EL CASO MUFFIN
En
aquella sala blanca se encontraban dos hombres y una mujer. Uno de
los hombres, el corpulento,
llevaba unas cintas atadas a su protuberante y desaliñada barba
mientras observaba con ojos penetrantes a sus dos compañeros. La
mujer joven, de semblante tranquilo, vestía una extraña
indumentaria medieval y sostenía entre sus manos como un tesoro, una
obra de teatro de William Shakespeare. El tercer hombre, con una
gabardina puesta y unas gafas de sol, se sentaba frente a ellos.
—Buenas
tardes. Mi nombre es Casi Miró, detective -—empezó
a decir el
hombre de la gabardina—.
Les he citado aquí después de una exhaustiva
investigación, ya que son mis principales sospechosos.
—Grumete
de agua dulce, dejadme marchar a la Isla Ocracoke, a bordo del
Aventura —dijo el pirata—. El tiempo de los saqueos ya ha pasado
para mí.
El
detective negó con la cabeza.
—No,
señor Barbanegra...
—Capitán.
—El
sabio no se sienta para lamentarse, sino que se pone alegremente a
su tarea de reparar el daño hecho, así pues noble señor. ¿Qué
acontece? Dijo la mujer con su dulce voz.
—Iré
al grano: ayer en el desayuno, desaparecieron misteriosamente los
muffins de mi plato —dijo el detective con voz sería y firme—.
Ustedes son los que estaban más próximos a ellas en la escena del
crimen.
La
mujer se llevó el libro al pecho.
—Así,
¡oh conciencia! De nosotros todos haces unos cobardes, y la
ardiente resolución original decae al pálido mirar del pensamiento
—respondió con un movimiento trágico de la mano.
Barbanegra
y la mujer se miraron.
—Mi
señora, no es cobardía o conciencia. Yo sólo deseo al fin el
indulto real —dijo el pirata, mientras se levantaba
vigorosamente—; y aparece este hombre de vestimenta extraña,
acusándome de un robo insignificante que no cometí y recordándome
que si no mato a un hombre de vez en cuando, se olvidan de lo que
soy.
—Capitán,
en nuestros locos intentos, renunciamos a lo que somos por lo que
esperamos ser —dijo al bravío capitán que notaba cada vez más
nervioso y dirigiéndose al detective, continuó—. Señor Miró,
la vida es una historia contada por un idiota, una historia llena de
estruendo y furia, que nada significa. Antes que nada debe ser
verídico consigo mismo. Y así, tan cierto como que la noche sigue
al día, hallará que no puede mentir a nadie.
—No
soy un idiota ni un mentiroso, me ciño a los hechos y el hecho es,
que ayer me quedé sin mis muffins. ¿Dónde están? ¡Respondan!

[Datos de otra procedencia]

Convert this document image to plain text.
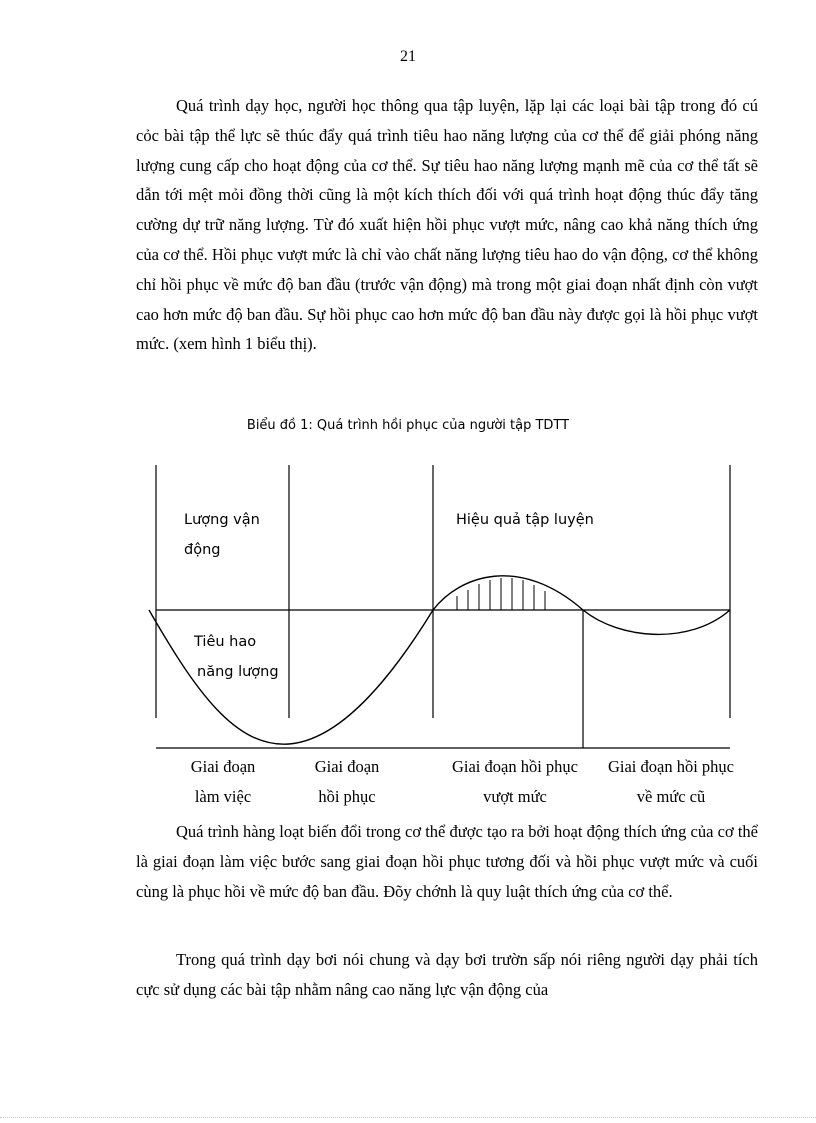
21

Quá trình dạy học, người học thông qua tập luyện, lặp lại các loại bài tập trong đó cú cỏc bài tập thể lực sẽ thúc đẩy quá trình tiêu hao năng lượng của cơ thể để giải phóng năng lượng cung cấp cho hoạt động của cơ thể. Sự tiêu hao năng lượng mạnh mẽ của cơ thể tất sẽ dẫn tới mệt mỏi đồng thời cũng là một kích thích đối với quá trình hoạt động thúc đẩy tăng cường dự trữ năng lượng. Từ đó xuất hiện hồi phục vượt mức, nâng cao khả năng thích ứng của cơ thể. Hồi phục vượt mức là chỉ vào chất năng lượng tiêu hao do vận động, cơ thể không chỉ hồi phục về mức độ ban đầu (trước vận động) mà trong một giai đoạn nhất định còn vượt cao hơn mức độ ban đầu. Sự hồi phục cao hơn mức độ ban đầu này được gọi là hồi phục vượt mức. (xem hình 1 biểu thị).

Biểu đồ 1: Quá trình hồi phục của người tập TDTT
Lượng vận
động
Hiệu quả tập luyện
Tiêu hao
năng lượng
Giai đoạn
làm việc
Giai đoạn
hồi phục
Giai đoạn hồi phục
vượt mức
Giai đoạn hồi phục
về mức cũ

Quá trình hàng loạt biến đổi trong cơ thể được tạo ra bởi hoạt động thích ứng của cơ thể là giai đoạn làm việc bước sang giai đoạn hồi phục tương đối và hồi phục vượt mức và cuối cùng là phục hồi về mức độ ban đầu. Đõy chớnh là quy luật thích ứng của cơ thể.

Trong quá trình dạy bơi nói chung và dạy bơi trườn sấp nói riêng người dạy phải tích cực sử dụng các bài tập nhằm nâng cao năng lực vận động của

Dijo con una voz que parecía ir perdiendo poco a poco el control.
Barbanegra,
empezó a caminar nervioso por la sala, alejado de aquel extraño
detective todo lo que le era posible. Al principio entre susurros y
cada vez más alto entre rugidos, se le escuchaba decir “¡vamos!
¿Dónde está mi cabeza?”.
La
joven se levantó de la silla lentamente, se acercó al bravo pirata
y le agarró del brazo suavemente intentando que éste se relajara
mientras se dirigían hacia la puerta. Allí de pie, antes de salir
de la sala junto al Capitán, se giró y dijo al detective:
—Al
nacer, lloramos porque entramos en este vasto manicomio pues estamos
hechos de la misma materia que los sueños y nuestra pequeña vida
termina durmiendo.
Después,
cerró la puerta dejando sólo al detective en aquella sala sin mirar
atrás.
Allí,
Casi Miró se quitó la gafas. Con el ceño fruncido, su rostro
fantasmagórico sin globos oculares empezaba a enrojecer.
Levantándose, se quitó la gabardina dejándola caer y, agarrando
una silla buscada a tientas, empezó a golpearla sin control contra
el suelo mientras gritaba, una y otra vez, como un niño enrabietado
“¡quiero mis magdalenas, quiero mis malditas magdalenas! ¡Sé que
las tenéis vosotros! ¡Son mías!”.
Antes
de poder autolesionarse y después de notar un pinchazo, sin recordar
cómo ni porqué, se hizo el silencio y la oscuridad al caer en un
profundo sueño.
Cuando
se despertó, sintió que le habían puesto de nuevo esa camisa de
fuerza. ¿Qué había pasado? No recordaba nada. No desde aquel
desayuno, después de haber saboreado esas deliciosas magdalenas.